L’UE suit de près les élections législatives en Italie

Les Italiens se préparent à se rendre aux urnes dimanche pour des élections législatives. A Bruxelles, les institutions européennes suivent de près l'évolution politique de la troisième puissance économique de l'UE.

La guerre en Ukraine, la crise énergétique et la politique migratoire risquent de mettre à l'épreuve les liens entre Rome et l’Union.

"C'est un grand pays, avec une grande économie et une voix qui porte au sein de la politique européenne. Par conséquent, tout ce qui se passe à Rome, tout ce qui se passe en Italie a un impact direct à Bruxelles, et toute la dynamique des négociations de toutes les grandes politiques européennes dépend de qui est au pouvoir à Rome", explique Doru Frantescu, directeur d’EU Matrix.

Certains des prétendants au poste de Premier ministre, comme Enrico Letta du Parti démocrate, Giuseppe Conte du Mouvement 5 étoiles et Silvio Berlusconi de Forza Italia, ont déjà occupé cette fonction par le passé.

En revanche Matteo Salvini de La Ligue et l'étoile montante de l'extrême droite, Giorgia Meloni des Frères d'Italie, apparaissent comme l'inconnue. Si les deux candidats****extrémistes ont adouci le ton de leur discours, ils demeurent perçus à Bruxelles comme, au mieux eurosceptiques, et au pire opposés au projet européen.

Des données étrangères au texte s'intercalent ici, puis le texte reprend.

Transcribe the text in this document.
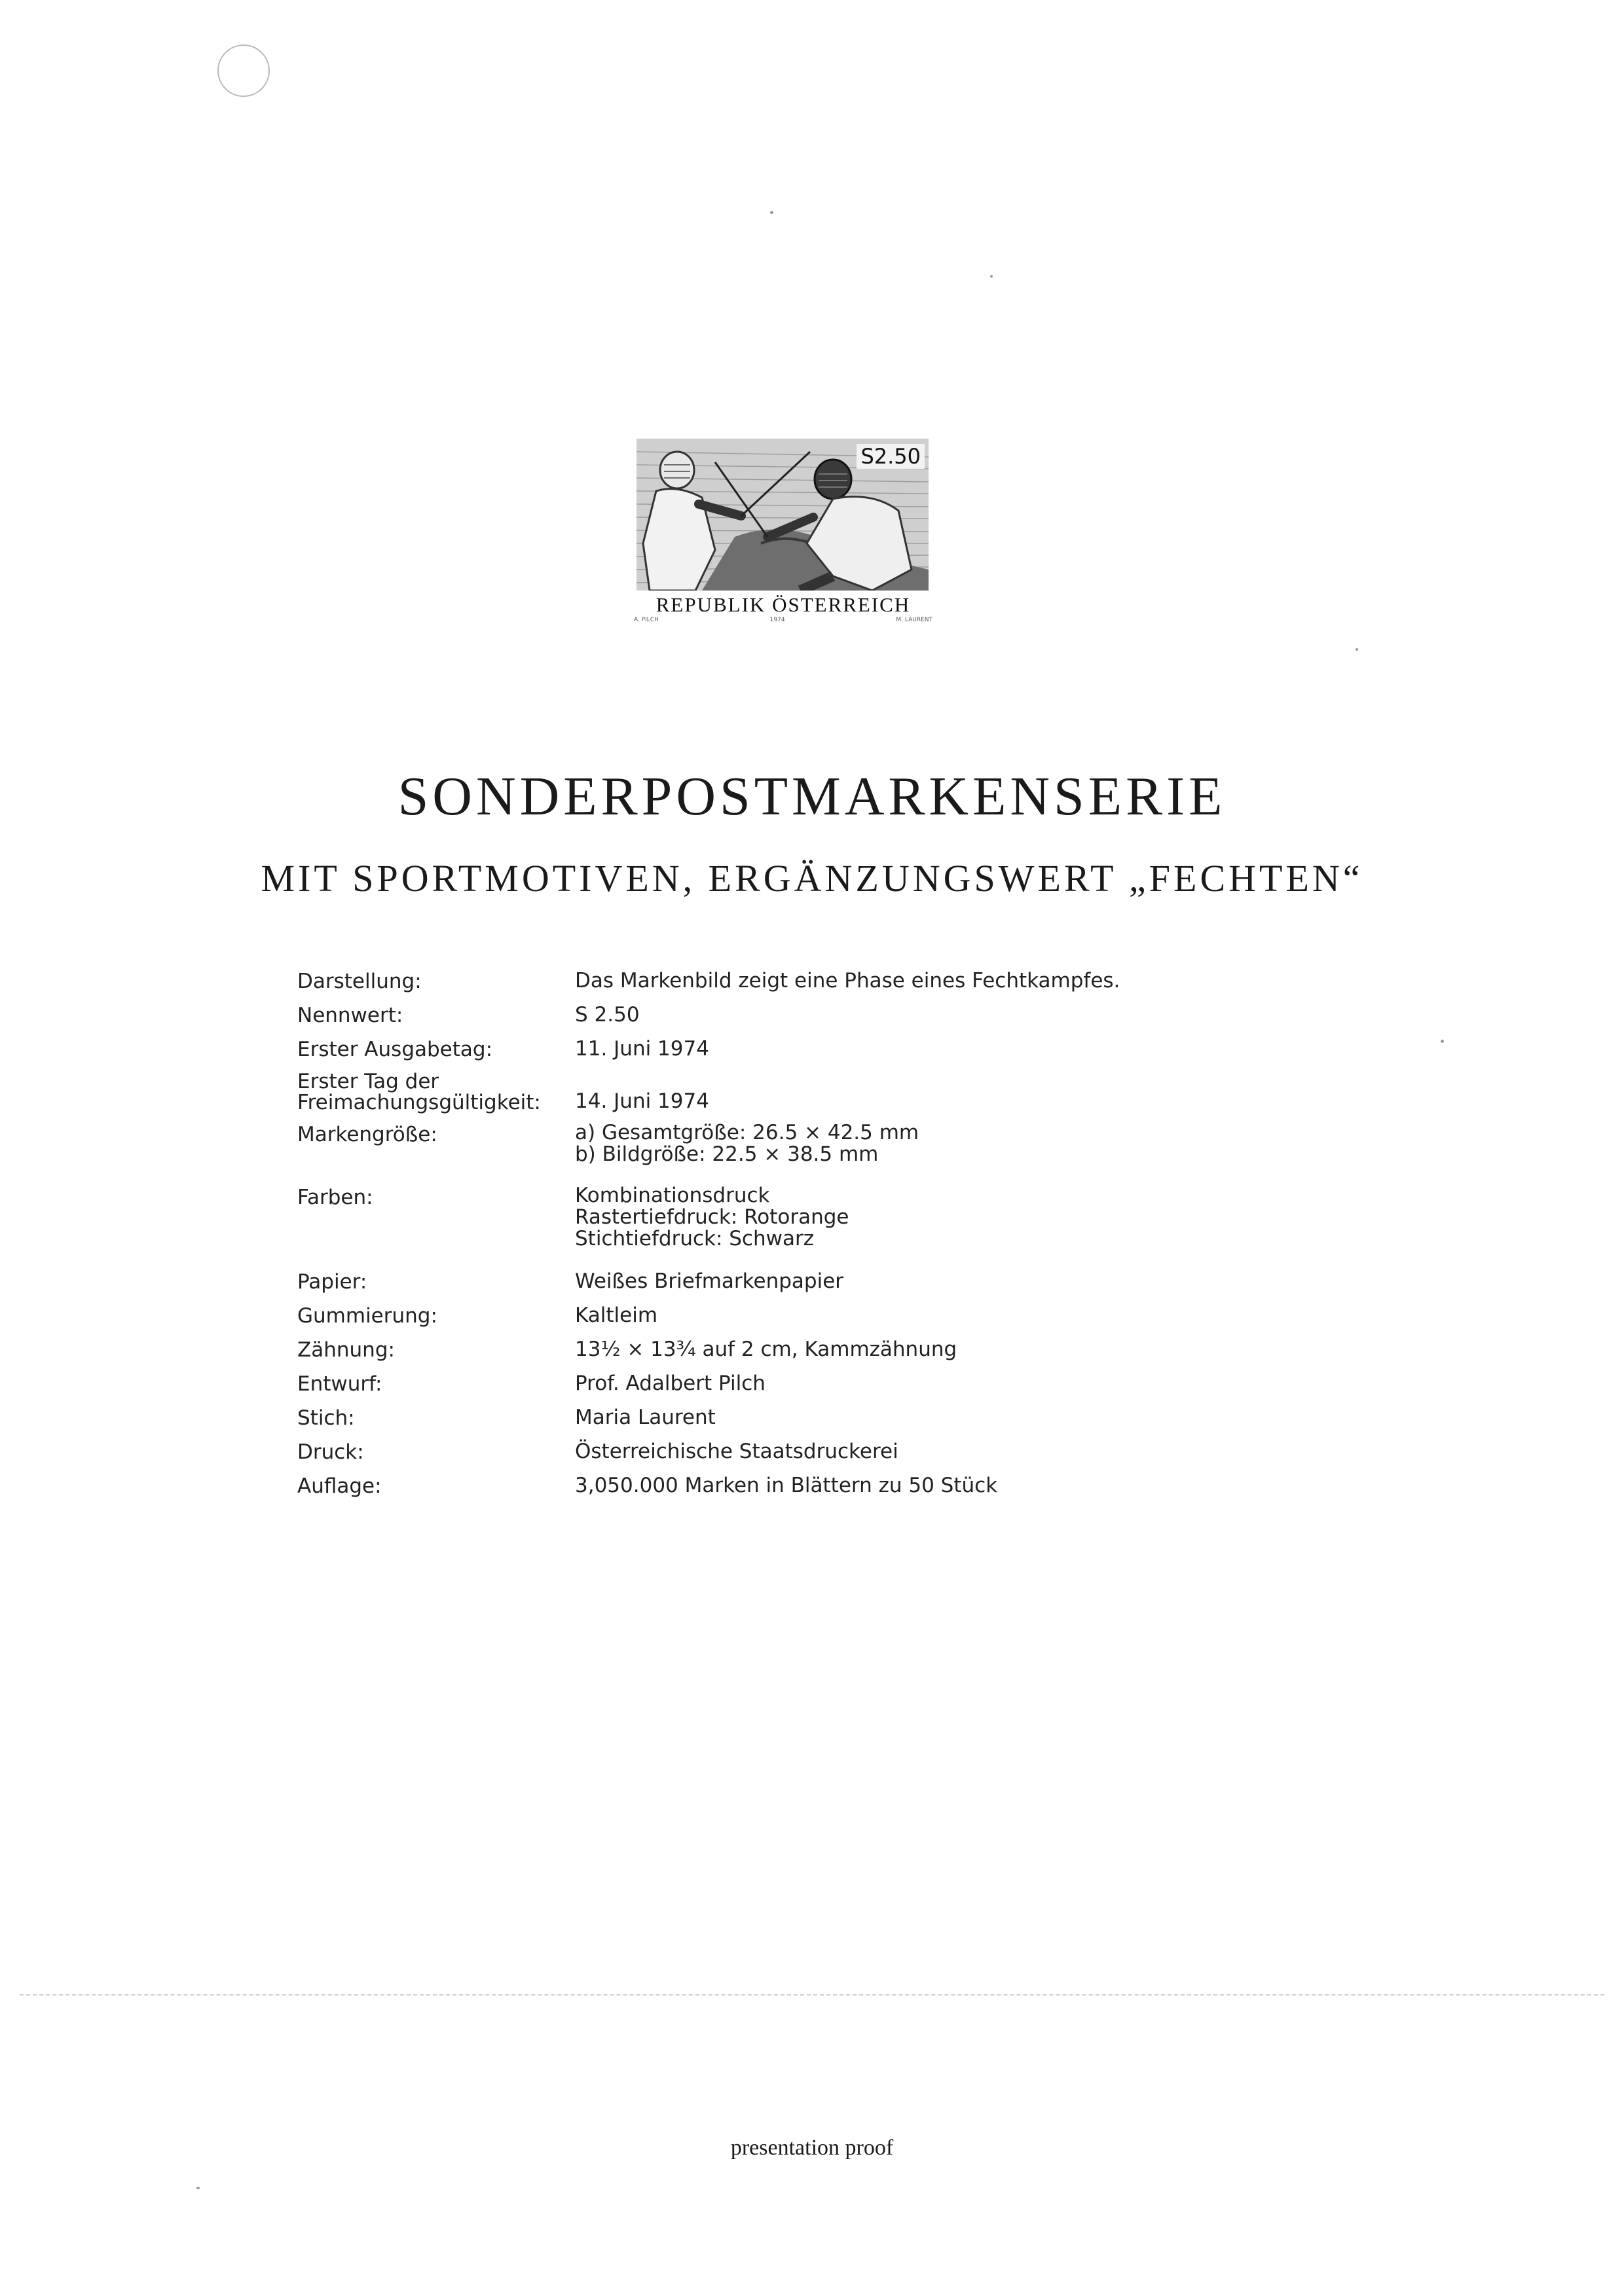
S2.50
REPUBLIK ÖSTERREICH
A. PILCH	1974	M. LAURENT
SONDERPOSTMARKENSERIE
MIT SPORTMOTIVEN, ERGÄNZUNGSWERT „FECHTEN“
Darstellung:	Das Markenbild zeigt eine Phase eines Fechtkampfes.
Nennwert:	S 2.50
Erster Ausgabetag:	11. Juni 1974
Erster Tag der
Freimachungsgültigkeit:	14. Juni 1974
Markengröße:	a) Gesamtgröße: 26.5 × 42.5 mm
b) Bildgröße: 22.5 × 38.5 mm
Farben:	Kombinationsdruck
Rastertiefdruck: Rotorange
Stichtiefdruck: Schwarz
Papier:	Weißes Briefmarkenpapier
Gummierung:	Kaltleim
Zähnung:	13½ × 13¾ auf 2 cm, Kammzähnung
Entwurf:	Prof. Adalbert Pilch
Stich:	Maria Laurent
Druck:	Österreichische Staatsdruckerei
Auflage:	3,050.000 Marken in Blättern zu 50 Stück
presentation proof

"Sur l'économie et la migration, ils vont peut-être essayer de briser le consensus au sein de l'Union ou bien rendre les compromis et la prise de décision plus difficiles", explique Eric Maurice, responsable du bureau bruxellois de la Fondation Robert Schuman.

"Si l'on prend l'exemple de la Pologne et de la Hongrie, lorsque la droite radicale arrive au pouvoir, l'Etat de droit et la démocratie sont remis en question. C'est un problème pour l'ensemble de l'Union européenne", ajoute-t-il.

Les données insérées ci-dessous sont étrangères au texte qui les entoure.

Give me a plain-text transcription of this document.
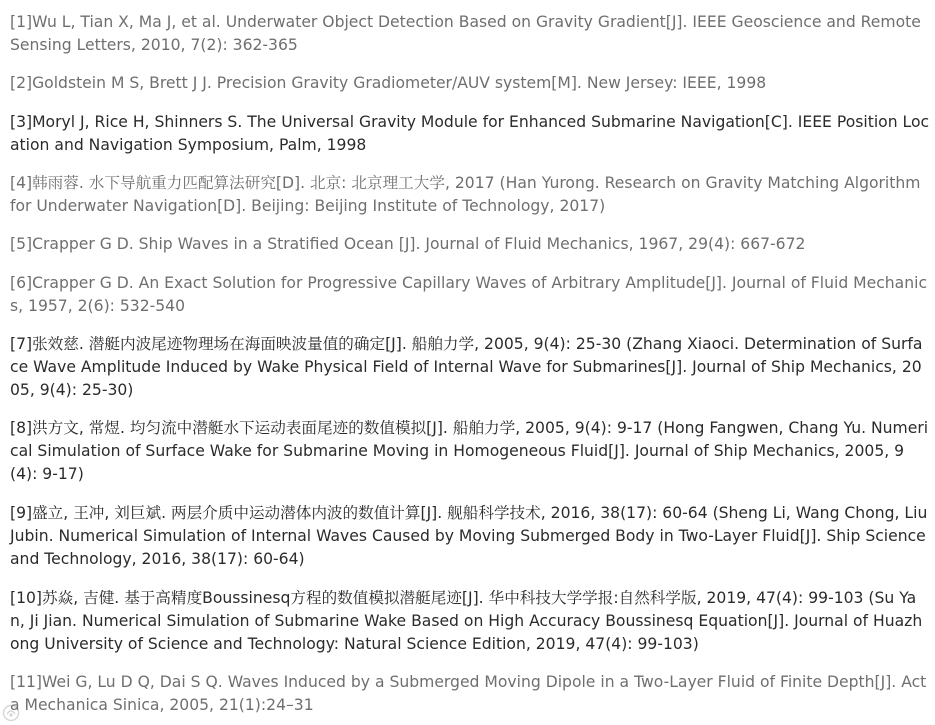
[1]Wu L, Tian X, Ma J, et al. Underwater Object Detection Based on Gravity Gradient[J]. IEEE Geoscience and Remote Sensing Letters, 2010, 7(2): 362-365

[2]Goldstein M S, Brett J J. Precision Gravity Gradiometer/AUV system[M]. New Jersey: IEEE, 1998

[3]Moryl J, Rice H, Shinners S. The Universal Gravity Module for Enhanced Submarine Navigation[C]. IEEE Position Location and Navigation Symposium, Palm, 1998

[4]韩雨蓉. 水下导航重力匹配算法研究[D]. 北京: 北京理工大学, 2017 (Han Yurong. Research on Gravity Matching Algorithm for Underwater Navigation[D]. Beijing: Beijing Institute of Technology, 2017)

[5]Crapper G D. Ship Waves in a Stratified Ocean [J]. Journal of Fluid Mechanics, 1967, 29(4): 667-672

[6]Crapper G D. An Exact Solution for Progressive Capillary Waves of Arbitrary Amplitude[J]. Journal of Fluid Mechanics, 1957, 2(6): 532-540

[7]张效慈. 潜艇内波尾迹物理场在海面映波量值的确定[J]. 船舶力学, 2005, 9(4): 25-30 (Zhang Xiaoci. Determination of Surface Wave Amplitude Induced by Wake Physical Field of Internal Wave for Submarines[J]. Journal of Ship Mechanics, 2005, 9(4): 25-30)

[8]洪方文, 常煜. 均匀流中潜艇水下运动表面尾迹的数值模拟[J]. 船舶力学, 2005, 9(4): 9-17 (Hong Fangwen, Chang Yu. Numerical Simulation of Surface Wake for Submarine Moving in Homogeneous Fluid[J]. Journal of Ship Mechanics, 2005, 9(4): 9-17)

[9]盛立, 王冲, 刘巨斌. 两层介质中运动潜体内波的数值计算[J]. 舰船科学技术, 2016, 38(17): 60-64 (Sheng Li, Wang Chong, Liu Jubin. Numerical Simulation of Internal Waves Caused by Moving Submerged Body in Two-Layer Fluid[J]. Ship Science and Technology, 2016, 38(17): 60-64)

[10]苏焱, 吉健. 基于高精度Boussinesq方程的数值模拟潜艇尾迹[J]. 华中科技大学学报:自然科学版, 2019, 47(4): 99-103 (Su Yan, Ji Jian. Numerical Simulation of Submarine Wake Based on High Accuracy Boussinesq Equation[J]. Journal of Huazhong University of Science and Technology: Natural Science Edition, 2019, 47(4): 99-103)

[11]Wei G, Lu D Q, Dai S Q. Waves Induced by a Submerged Moving Dipole in a Two-Layer Fluid of Finite Depth[J]. Acta Mechanica Sinica, 2005, 21(1):24–31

Les responsables européens ne veulent pas commenter les politiques nationales, mais il règne généralement une atmosphère d'appréhension lorsqu’un nouveau gouvernement aux comportements imprévisibles peut arriver au pouvoir. Toutefois, quel que soit le nom du prochain Premier ministre italien, il ou elle devra de toute façon discuter avec les responsables européens.